One of the newer units is on behavioral economics, helping students understand why they may be drawn to buy something they see on social media platforms like Instagram or TikTok. Espinal notes learners may not be aware of how their brain reacts when they spy a new dress on a celebrity, who is also hawking the garment from her page.
“Essentially, this is about the psychology of money,” she says. “So students can learn how to take back control and understand the biases they face.”
You can’t overdraft your apps
Knowing how to budget is also important for students, and apps can make that more difficult. Older generations may have withdrawn cash each month and placed those bills into envelopes to help them budget their spending.
But as Nan Morrison, president and CEO of the Council for Economic Education, points out, it’s much easier to become overdrawn when digital dollars are spent across multiple financial apps, as there isn’t an empty envelope facing you.
“In today’s world, knowing how you spend your money and how you’d like to spend your money is important,” she says. “If you’re not using cash or one account, and can check how much money you’ve spent, it’s easy to get nabbed on an overdraft or start getting charged interest on a credit card.”
CEE hosts online resources designed for educators working with K-12 students. There are lessons on compound interest and how to set a savings goal, as well as videos and quizzes on buying for credit and budgeting. Educators who sign up for a free membership can also gain access to professional development webinars.
Morrison offers up an offline lesson that teachers can turn to, as well — and one her parents used with her. As a child, she had a drawer filled with her Halloween candy, which her parents treated as a bank account. She could take no more than one piece each day, and was reminded that if she skipped one, the candy would last longer.
No matter how educators choose to teach students about financial literacy — whether it’s an online video or a physical drawer of treats — the key is to help learners understand these concepts at a young age, she says.

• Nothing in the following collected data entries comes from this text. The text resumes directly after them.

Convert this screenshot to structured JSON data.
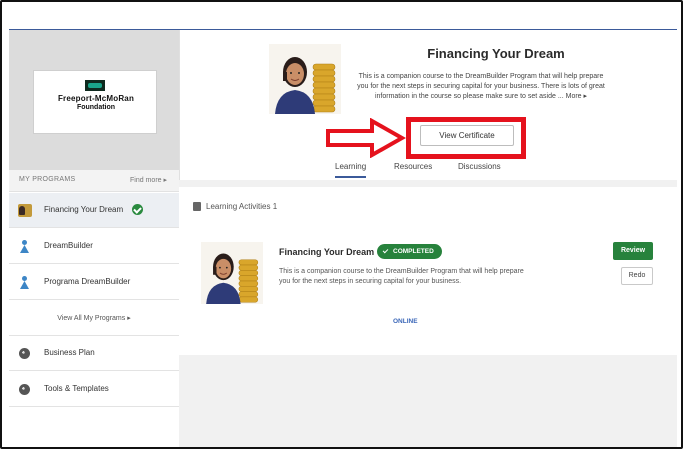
{
  "logo": {
    "line1": "Freeport-McMoRan",
    "line2": "Foundation"
  },
  "sidebar": {
    "section_label": "MY PROGRAMS",
    "find_more": "Find more ▸",
    "items": [
      {
        "label": "Financing Your Dream",
        "icon": "course-thumbnail-icon",
        "completed": true
      },
      {
        "label": "DreamBuilder",
        "icon": "person-icon"
      },
      {
        "label": "Programa DreamBuilder",
        "icon": "person-icon"
      }
    ],
    "view_all": "View All My Programs ▸",
    "extra_items": [
      {
        "label": "Business Plan",
        "icon": "globe-icon"
      },
      {
        "label": "Tools & Templates",
        "icon": "globe-icon"
      }
    ]
  },
  "course": {
    "title": "Financing Your Dream",
    "description": "This is a companion course to the DreamBuilder Program that will help prepare you for the next steps in securing capital for your business. There is lots of great information in the course so please make sure to set aside ... More ▸",
    "view_certificate": "View Certificate",
    "tabs": [
      "Learning",
      "Resources",
      "Discussions"
    ],
    "active_tab": "Learning"
  },
  "activities": {
    "heading": "Learning Activities",
    "count": "1",
    "item": {
      "title": "Financing Your Dream",
      "status": "COMPLETED",
      "description": "This is a companion course to the DreamBuilder Program that will help prepare you for the next steps in securing capital for your business.",
      "mode": "ONLINE",
      "review_label": "Review",
      "redo_label": "Redo"
    }
  },
  "colors": {
    "accent_blue": "#3b5a9a",
    "success_green": "#27823c",
    "highlight_red": "#e5121d"
  }
}
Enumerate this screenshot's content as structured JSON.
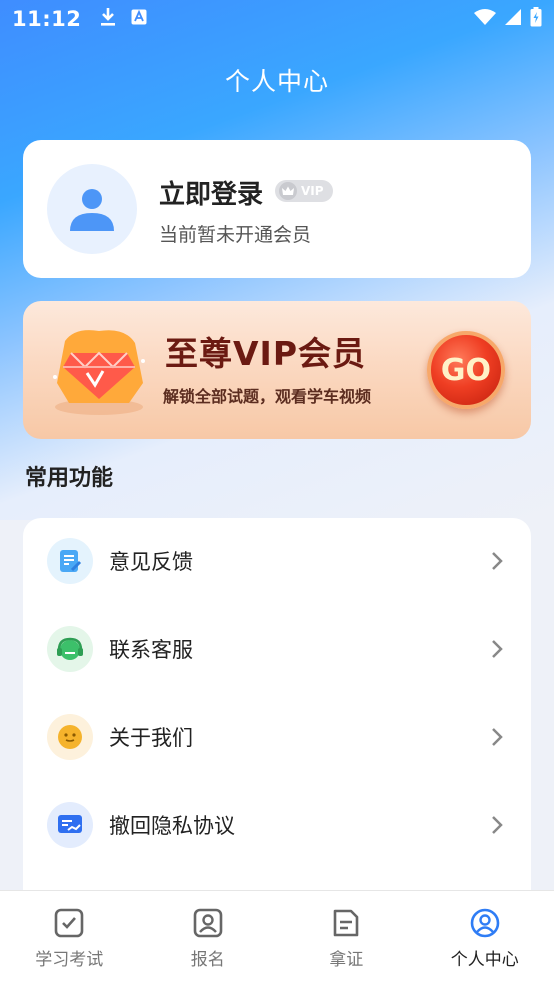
{
  "status_bar": {
    "time": "11:12",
    "icons": [
      "download-icon",
      "a-icon",
      "wifi-icon",
      "signal-icon",
      "battery-icon"
    ]
  },
  "header": {
    "title": "个人中心"
  },
  "profile": {
    "login_label": "立即登录",
    "vip_badge": "VIP",
    "member_status": "当前暂未开通会员"
  },
  "vip_banner": {
    "title": "至尊VIP会员",
    "subtitle": "解锁全部试题，观看学车视频",
    "go_label": "GO"
  },
  "section": {
    "title": "常用功能"
  },
  "functions": [
    {
      "label": "意见反馈",
      "icon": "feedback-icon",
      "color": "#4aa8f5"
    },
    {
      "label": "联系客服",
      "icon": "headset-icon",
      "color": "#3cc06a"
    },
    {
      "label": "关于我们",
      "icon": "smiley-icon",
      "color": "#f5b32c"
    },
    {
      "label": "撤回隐私协议",
      "icon": "revoke-icon",
      "color": "#2f6ff0"
    }
  ],
  "tabs": [
    {
      "label": "学习考试",
      "icon": "exam-icon",
      "active": false
    },
    {
      "label": "报名",
      "icon": "signup-icon",
      "active": false
    },
    {
      "label": "拿证",
      "icon": "certificate-icon",
      "active": false
    },
    {
      "label": "个人中心",
      "icon": "profile-icon",
      "active": true
    }
  ],
  "colors": {
    "accent": "#3aa7ff",
    "active_tab": "#2f7df5"
  }
}
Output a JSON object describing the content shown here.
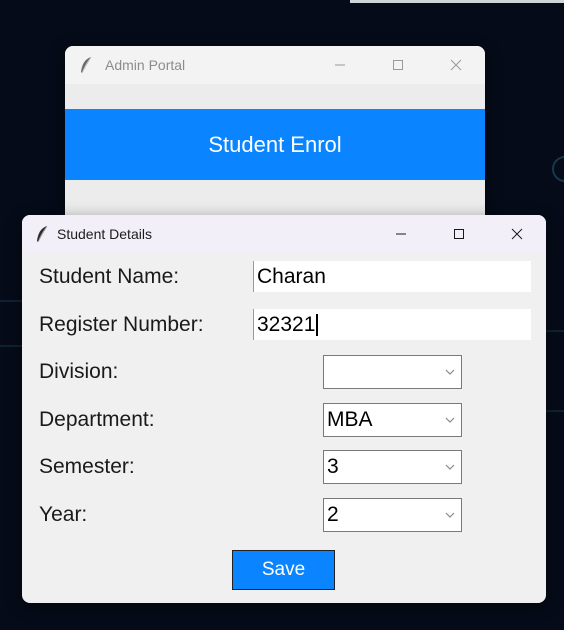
{
  "admin_window": {
    "title": "Admin Portal",
    "banner_label": "Student Enrol"
  },
  "details_window": {
    "title": "Student Details",
    "fields": {
      "student_name": {
        "label": "Student Name:",
        "value": "Charan"
      },
      "register_number": {
        "label": "Register Number:",
        "value": "32321"
      },
      "division": {
        "label": "Division:",
        "value": ""
      },
      "department": {
        "label": "Department:",
        "value": "MBA"
      },
      "semester": {
        "label": "Semester:",
        "value": "3"
      },
      "year": {
        "label": "Year:",
        "value": "2"
      }
    },
    "save_label": "Save"
  },
  "icons": {
    "app": "feather-icon",
    "minimize": "minimize-icon",
    "maximize": "maximize-icon",
    "close": "close-icon",
    "dropdown": "chevron-down-icon"
  },
  "colors": {
    "accent": "#0a84ff",
    "desktop": "#050b18"
  }
}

“It’s important to start [financial lessons] very young,” says Morrison. “They need to hear the words. It’s like any language acquisition, the more you hear about it, the better you’re going to get.”
Stock trading with a super computer
One thing Anand Marri, who helped to create the Cowin Financial Literacy Program at Columbia University’s Teachers College in New York, wants students to get better at is taking a beat before they use their mobile devices when making financial decisions.
He knows information such as how the stock market or bitcoin are performing is delivered to devices at rapid speeds, and that can be dangerous — especially as consumers start to make choices about investments and other financial assets for their future.
“If you see a stock go up 5% in the morning and decide you should buy it, that’s the exact opposite of what you should do,” says Marri.
The Cowin Financial Literacy Program serves up free online professional development courses for educators through eight case studies that cover subjects from taxes to retirement, each with a teacher’s guide. Marri, who is now dean of Ball State University’s Teachers College in Indiana but still contributes to the Cowin program, hopes the courses help educators overcome their own hesitancy around economics and finance so they can transfer their learning to students. That could include helping learners figure out how much of their monthly budget to spend on rent, or the costs and benefits of attending a private university versus a community college.
The goal of the program is not to guide students toward careers in finance, or steep them or their teachers in fiscal minutiae, but to help build the tools to successfully manage their financial lives and gain confidence to navigate these steps going forward.
“We do not necessarily want to create junior economists,” he says. “But it is important that young people learn how to take charge of their economic well-being.”